Mohammad Jazil, an attorney who represents the state, conceded that the forms “are perhaps inartfully drafted … but they are emergency rules.”
“If somebody is really trying to communicate with patients, this is not how they do it,” Hinkle pushed back. “And I’ll just tell you … one of the questions I’ll have for you at the trial is, why shouldn’t I infer from that form that the goal was not to inform and get honest consent, the goal was to discourage people? … Why are you doing this?
“It seems to me those forms cut against the state pretty strongly.”
Hinkle asked Levi “what irreparable harm” plaintiffs would suffer if he did not block the law in the run-up to a trial slated to begin Nov. 13.
“Patients are suffering significantly,” Levi said, arguing that some plaintiffs’ surgeries have been canceled and other plaintiffs have run out of testosterone or estrogen.
Hinkle noted that the law does not block doctors from performing surgeries.
“I understand that clinics are closing in the state, and the Legislature managed to shut down some gender clinics. But I’m not going to enter an order that changes that,” he said.
Defending the requirement that doctors, not nurse practitioners, order hormone treatment, Jazil argued that “there’s a lot of unknowns” in the treatment of transgender patients.
“Where do you draw the line, and who gets to draw that line, is something that the state is entitled to figure out,” Jazil said. “Caution truly remains the watchword, and if caution’s the watchword, then the state should be able to upgrade the level of care that’s being provided.”
Florida is among a number of GOP-led states taking steps to ban gender-affirming care for children. DeSantis, who is running for president, has elevated the issue, frequently boasting of the state’s efforts to end what he often calls “child mutilation.”

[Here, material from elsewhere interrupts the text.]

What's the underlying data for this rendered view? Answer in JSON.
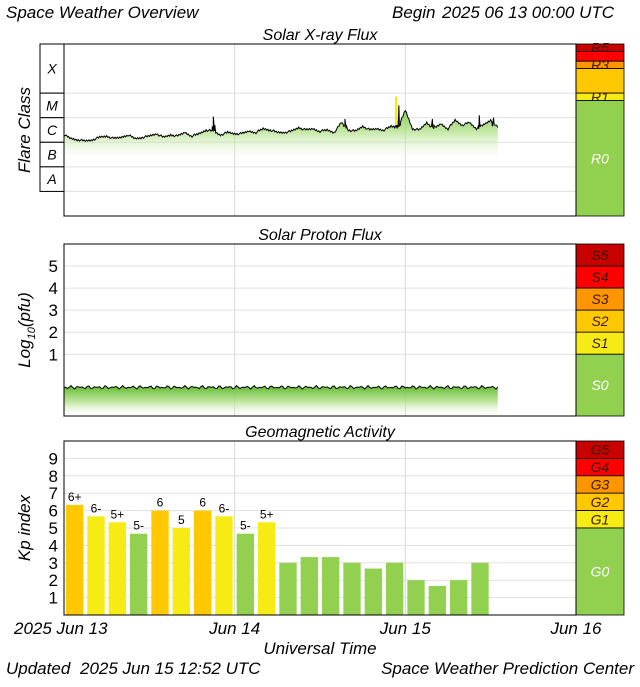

The DeSantis administration last year also prohibited Medicaid reimbursement for gender-affirming care for children and adults. Hinkle has ruled that the prohibition is unconstitutional, but the state is appealing the decision.
Hinkle on Friday said that plaintiffs in lawsuits challenging bans in various parts of the country have prevailed at the district-court level, but a number of appeals are ongoing — including one that could complicate the legal challenge in Florida.
A three-judge panel of the 11th U.S. Circuit Court of Appeals last week unanimously upheld an Alabama law banning gender-affirming care for minors, overturning a district judge’s ruling. At least three other circuits also are considering appeals. The 11th Circuit hears cases from Florida.
“It’s a little bit of an odd situation. You’ve now got the [11th] circuit decision, and frankly one thing that occurs to me is that it would be better just to lock arms for a while and see what happens in the circuit,” Hinkle said.
But Florida’s restrictions on adults go further than other state laws that centered on care for children, Levi argued. She said evidence showed that Florida intended to discourage people — including adults — from being transgender.
Hinkle did not rule on the class-action certification Friday, and said he would not enter an injunction to block the telehealth restriction or the physician requirement in the law.
“Here’s part of the concern. You’ve heard me say again and again, the state comes in and says they’re doing what they do in Europe. Well, they’re not. European countries have not banned the treatment. But it is true that some doctors, some professionals, some European countries, some state governments have concerns about whether this treatment is being prescribed too haphazardly. At the preliminary injunction stage, I’m not going to sign off or order the state to get out of the way so that somebody can get haphazard treatment,” Hinkle said.